1877, Briefe 585–674
616. An Erwin Rohde in Jena (Entwurf)
<Ragaz, vor dem 20. Mai 1877>
Eine bedeut<ende> Verschlimmerung meiner Leiden, bei der vielleicht das Frühlings-Klima in Süditalien einige Schuld trägt, zwang mich Sorrent schnell zu verlassen; jetzt brauche ich die Kur in Ragaz, als der erste doch schon nicht mehr einzige Badegast. Meine Einsamkeit ist groß, meine Aussichten sehr trübe, die Gegenwart verhaßt, geistige Beschäftigung jeder Art untersagt, Skrupel und Sorgen allerlei auf dem Gemüth — ein andermal von dem Allem; oder warum überhaupt davon reden? Es ist nichts.
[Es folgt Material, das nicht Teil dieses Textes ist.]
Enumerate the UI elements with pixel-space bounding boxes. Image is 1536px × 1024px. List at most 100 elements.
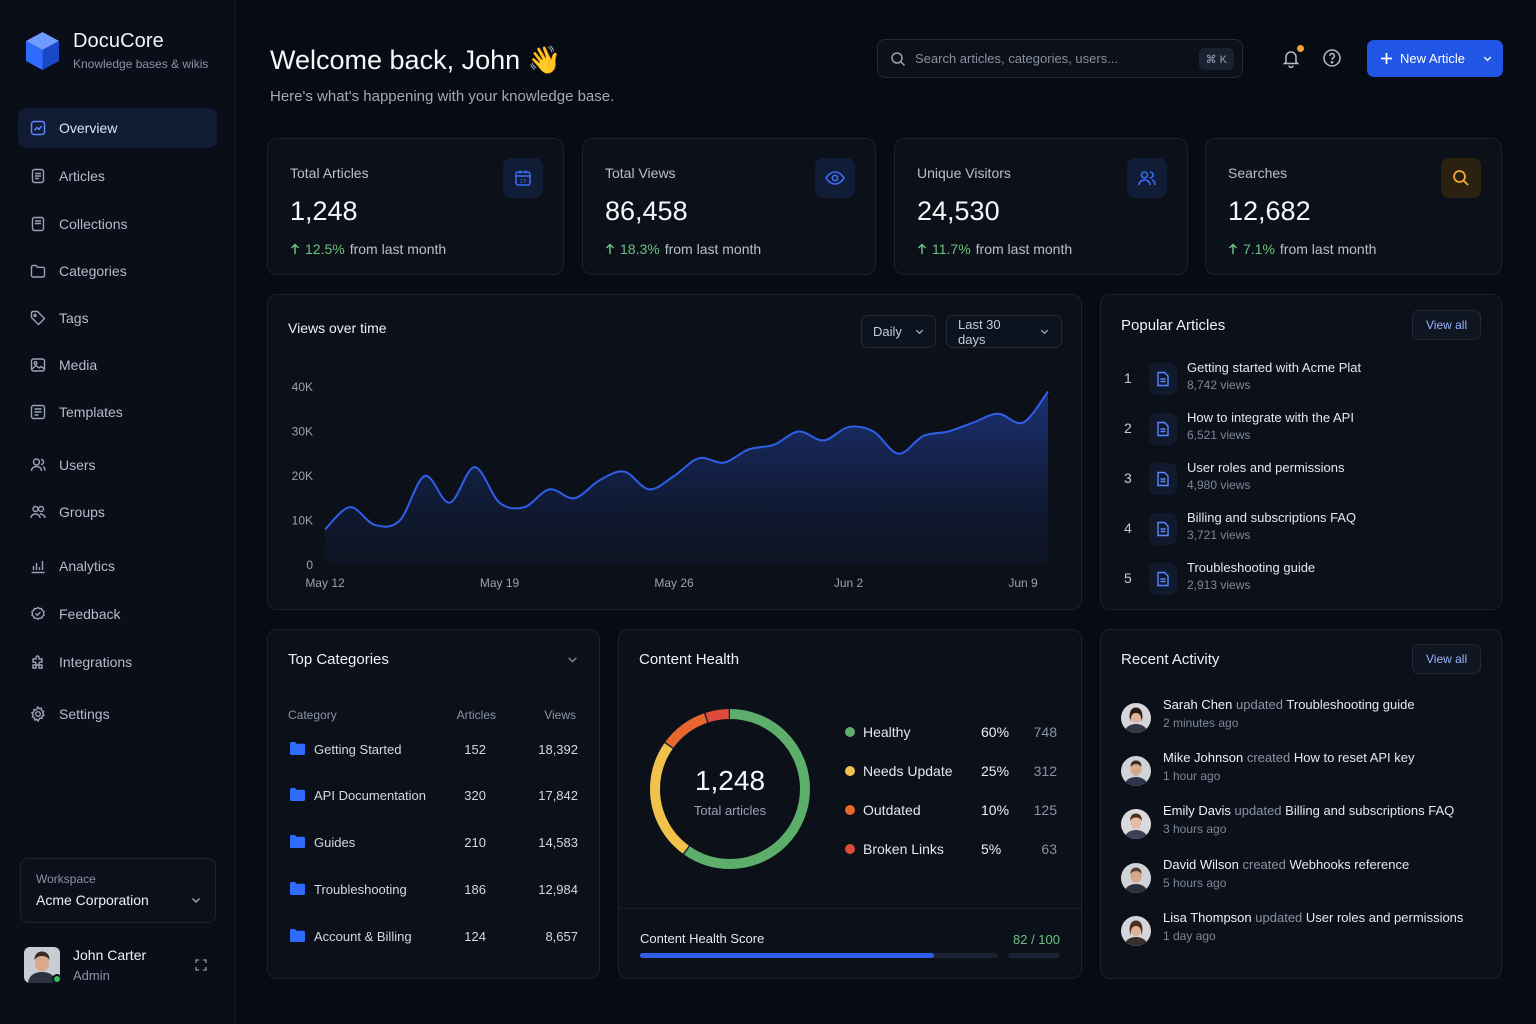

Aber nun weg von mir und hin zu Dir liebster Freund. Es ist doch dabei geblieben, daß dieses Pfingstfest, wie Du es mir früher schriebest Dein Hochzeitfest ist? Der Frühling nahm heute eine Wendung zum Überherrlichen; ich dachte Deiner lange, als ich im hellsten Grüne, in der stärkendsten Blüthenbaumluft die Vögel singen und zwitschern hörte. Mir fiel ein, daß Rée sagte, es werde selten ein so schönes Paar geben als Dich und Deine Braut, und ich glaube wohl gar, ihr werdet immer schöner. Wir Männer namentlich sind in der Gefahr, aus Verarmung der Seele uns selber unangenehm zu werden; und ich erinnere mich dessen wohl, was Du mir einmal in Basel sagtest, am meisten thäte Dir ein Wesen noth, an dem durch immer neue Beweise der Liebe, durch zahllose tägliche kleine und große Opfer des Eigenwillens Deine Seele wieder voll würde. Wäre ich gesund, so würde ich Dir dies etwas besser in Musik gesagt haben. So wie es steht, kann ich nicht einmal mehr schreiben; aber Du weißt und fühlst daß ein wahrer Freund mit ganzer Seele Dir seine Segenswünsche schickt und daß er traurig ist, fern sein zu müssen und Dich nicht umarmen zu können.